I’m most excited to try out this natural language control interface with smart home devices, something I’ve enjoyed using with Alexa Plus, Amazon’s LLM-powered upgrade to its voice assistant. Kattukaran tells me that with Gemini, you don’t have to use precise nomenclature to get devices to operate, can string together multiple commands without specific names (so “make it warmer” instead of “turn the thermostat to 68 degrees”), and can use exceptions (“turn all the lights off except those in the bedroom.”)

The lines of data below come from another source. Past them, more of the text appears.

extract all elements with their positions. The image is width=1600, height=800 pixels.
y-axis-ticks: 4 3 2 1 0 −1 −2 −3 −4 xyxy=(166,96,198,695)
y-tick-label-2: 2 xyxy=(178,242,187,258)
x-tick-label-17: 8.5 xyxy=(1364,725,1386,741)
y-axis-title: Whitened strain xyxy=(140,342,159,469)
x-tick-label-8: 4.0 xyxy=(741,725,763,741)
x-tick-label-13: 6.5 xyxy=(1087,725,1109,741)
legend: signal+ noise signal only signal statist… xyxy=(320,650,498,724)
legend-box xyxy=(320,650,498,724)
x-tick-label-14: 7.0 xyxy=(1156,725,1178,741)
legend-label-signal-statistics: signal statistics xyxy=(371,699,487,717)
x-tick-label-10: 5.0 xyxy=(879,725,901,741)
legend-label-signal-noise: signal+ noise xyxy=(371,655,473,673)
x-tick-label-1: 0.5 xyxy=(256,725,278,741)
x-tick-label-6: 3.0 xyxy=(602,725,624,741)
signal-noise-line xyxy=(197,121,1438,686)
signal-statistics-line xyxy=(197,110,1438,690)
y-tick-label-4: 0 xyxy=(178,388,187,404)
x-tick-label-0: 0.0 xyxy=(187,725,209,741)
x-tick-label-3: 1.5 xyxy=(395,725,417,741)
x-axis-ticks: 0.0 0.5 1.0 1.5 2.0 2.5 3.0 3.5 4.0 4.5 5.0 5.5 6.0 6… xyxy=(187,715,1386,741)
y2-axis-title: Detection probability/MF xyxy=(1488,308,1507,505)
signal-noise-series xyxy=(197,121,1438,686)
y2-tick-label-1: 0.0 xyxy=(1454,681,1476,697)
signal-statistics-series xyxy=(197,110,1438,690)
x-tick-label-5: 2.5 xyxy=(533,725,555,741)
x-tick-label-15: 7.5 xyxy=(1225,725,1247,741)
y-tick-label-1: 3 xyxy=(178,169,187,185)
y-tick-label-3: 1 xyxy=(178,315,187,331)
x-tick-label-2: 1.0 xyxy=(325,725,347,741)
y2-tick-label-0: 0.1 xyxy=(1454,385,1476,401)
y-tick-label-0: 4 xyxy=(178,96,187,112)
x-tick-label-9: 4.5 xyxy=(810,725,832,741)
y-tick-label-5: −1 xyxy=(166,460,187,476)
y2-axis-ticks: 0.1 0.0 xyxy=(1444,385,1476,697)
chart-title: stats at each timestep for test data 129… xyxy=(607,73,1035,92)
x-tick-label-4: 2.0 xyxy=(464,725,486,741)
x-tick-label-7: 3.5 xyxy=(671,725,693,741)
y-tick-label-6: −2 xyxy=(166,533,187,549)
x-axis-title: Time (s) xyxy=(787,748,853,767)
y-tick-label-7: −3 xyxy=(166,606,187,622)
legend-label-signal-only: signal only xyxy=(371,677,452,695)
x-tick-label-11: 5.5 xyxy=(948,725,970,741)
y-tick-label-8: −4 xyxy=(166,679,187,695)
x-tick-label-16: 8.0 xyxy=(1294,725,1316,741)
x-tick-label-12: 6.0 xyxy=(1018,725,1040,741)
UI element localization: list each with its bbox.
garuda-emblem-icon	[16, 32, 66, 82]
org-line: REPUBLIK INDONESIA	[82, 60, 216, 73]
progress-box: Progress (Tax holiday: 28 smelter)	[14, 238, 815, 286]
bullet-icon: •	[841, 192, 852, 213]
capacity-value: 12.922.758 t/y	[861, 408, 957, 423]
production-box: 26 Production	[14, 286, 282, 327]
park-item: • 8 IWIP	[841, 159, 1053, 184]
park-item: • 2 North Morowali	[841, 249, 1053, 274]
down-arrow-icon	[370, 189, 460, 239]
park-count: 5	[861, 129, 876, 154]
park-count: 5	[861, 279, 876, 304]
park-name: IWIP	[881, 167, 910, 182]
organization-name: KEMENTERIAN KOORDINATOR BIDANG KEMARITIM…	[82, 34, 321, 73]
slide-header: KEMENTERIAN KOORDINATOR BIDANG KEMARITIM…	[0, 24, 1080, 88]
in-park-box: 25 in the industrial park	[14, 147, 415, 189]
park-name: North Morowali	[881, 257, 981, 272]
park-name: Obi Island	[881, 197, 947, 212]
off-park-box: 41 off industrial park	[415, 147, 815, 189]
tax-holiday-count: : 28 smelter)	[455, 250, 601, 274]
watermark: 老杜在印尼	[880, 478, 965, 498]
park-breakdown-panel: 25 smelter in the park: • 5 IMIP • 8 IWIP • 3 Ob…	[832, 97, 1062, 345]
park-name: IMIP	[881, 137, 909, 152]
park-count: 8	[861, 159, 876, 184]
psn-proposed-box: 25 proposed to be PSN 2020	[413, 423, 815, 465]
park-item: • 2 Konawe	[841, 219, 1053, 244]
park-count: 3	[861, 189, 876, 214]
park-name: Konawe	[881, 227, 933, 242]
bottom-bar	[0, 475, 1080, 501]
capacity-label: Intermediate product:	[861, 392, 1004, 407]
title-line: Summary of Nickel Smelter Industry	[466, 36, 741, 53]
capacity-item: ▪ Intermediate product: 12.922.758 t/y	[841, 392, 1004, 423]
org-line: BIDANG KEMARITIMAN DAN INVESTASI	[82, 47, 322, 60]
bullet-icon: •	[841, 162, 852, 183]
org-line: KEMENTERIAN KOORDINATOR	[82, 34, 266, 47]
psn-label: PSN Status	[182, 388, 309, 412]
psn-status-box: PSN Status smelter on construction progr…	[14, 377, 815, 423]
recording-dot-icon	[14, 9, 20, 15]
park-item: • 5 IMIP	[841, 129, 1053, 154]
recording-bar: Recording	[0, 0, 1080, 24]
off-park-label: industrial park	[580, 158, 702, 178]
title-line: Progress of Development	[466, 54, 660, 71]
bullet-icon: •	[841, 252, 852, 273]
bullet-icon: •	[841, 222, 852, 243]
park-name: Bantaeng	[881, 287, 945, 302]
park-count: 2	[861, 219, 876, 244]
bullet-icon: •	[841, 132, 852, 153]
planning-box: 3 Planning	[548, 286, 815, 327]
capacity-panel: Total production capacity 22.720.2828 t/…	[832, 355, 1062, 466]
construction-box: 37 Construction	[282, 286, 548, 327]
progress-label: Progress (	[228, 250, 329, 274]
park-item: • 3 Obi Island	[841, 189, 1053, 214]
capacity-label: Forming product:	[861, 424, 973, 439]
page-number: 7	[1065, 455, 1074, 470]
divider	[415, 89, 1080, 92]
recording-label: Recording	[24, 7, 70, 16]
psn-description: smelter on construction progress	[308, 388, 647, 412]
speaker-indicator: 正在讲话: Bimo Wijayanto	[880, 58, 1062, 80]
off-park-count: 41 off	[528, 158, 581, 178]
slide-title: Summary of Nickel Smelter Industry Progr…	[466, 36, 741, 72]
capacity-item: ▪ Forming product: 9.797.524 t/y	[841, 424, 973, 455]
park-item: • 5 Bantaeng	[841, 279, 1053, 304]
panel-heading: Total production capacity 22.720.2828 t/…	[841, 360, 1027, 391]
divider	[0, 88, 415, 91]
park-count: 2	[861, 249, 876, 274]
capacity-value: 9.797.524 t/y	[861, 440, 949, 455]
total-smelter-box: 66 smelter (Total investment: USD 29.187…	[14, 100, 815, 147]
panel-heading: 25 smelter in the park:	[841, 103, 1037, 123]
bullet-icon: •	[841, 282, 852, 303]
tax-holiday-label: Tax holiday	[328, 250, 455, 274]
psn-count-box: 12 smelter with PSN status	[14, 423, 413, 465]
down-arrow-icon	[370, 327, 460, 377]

The jade color is a fetching green.

The white has a clean look.

There’s a physical mute button at the back of the speaker to mute the microphone.

The demos I saw with Gemini Live seemed more limited in a home context. The Live assistant doesn’t require repeating the wake words, making the back and forth more natural, but the interactions were no different from those you can have with the Gemini Live chatbot on your phone or computer; there’s nothing particular to the home here.

The tester asked Gemini to help him create a recipe using eggs, spinach, feta, and bread. It started to respond, then he interrupted it and asked it to make the dish keto. He then interrupted again, asking it to be kid-friendly. The chatbot was able to understand interruptions and easily pivot based on the new instructions.

Gemini Live can’t take any actions, so it is purely a chatbot in a speaker.

However, it couldn’t pull up a recipe on the screen of the Nest Hub Max, which they were also demoing the experience on, or even send it to your phone. Gemini Live can’t take any actions, so it is purely a chatbot in a speaker.

Kattukaran says that having access to Live in the smart speaker is “like having 1000 experts on your countertop or your bedside table or in the living room.” My counter to that is so is my smartphone. However, Google’s long-term plan is to bring everything you can do with Gemini today to Gemini Live. “That’s the world we’re building towards,” he says. That’s when things could start to get really interesting.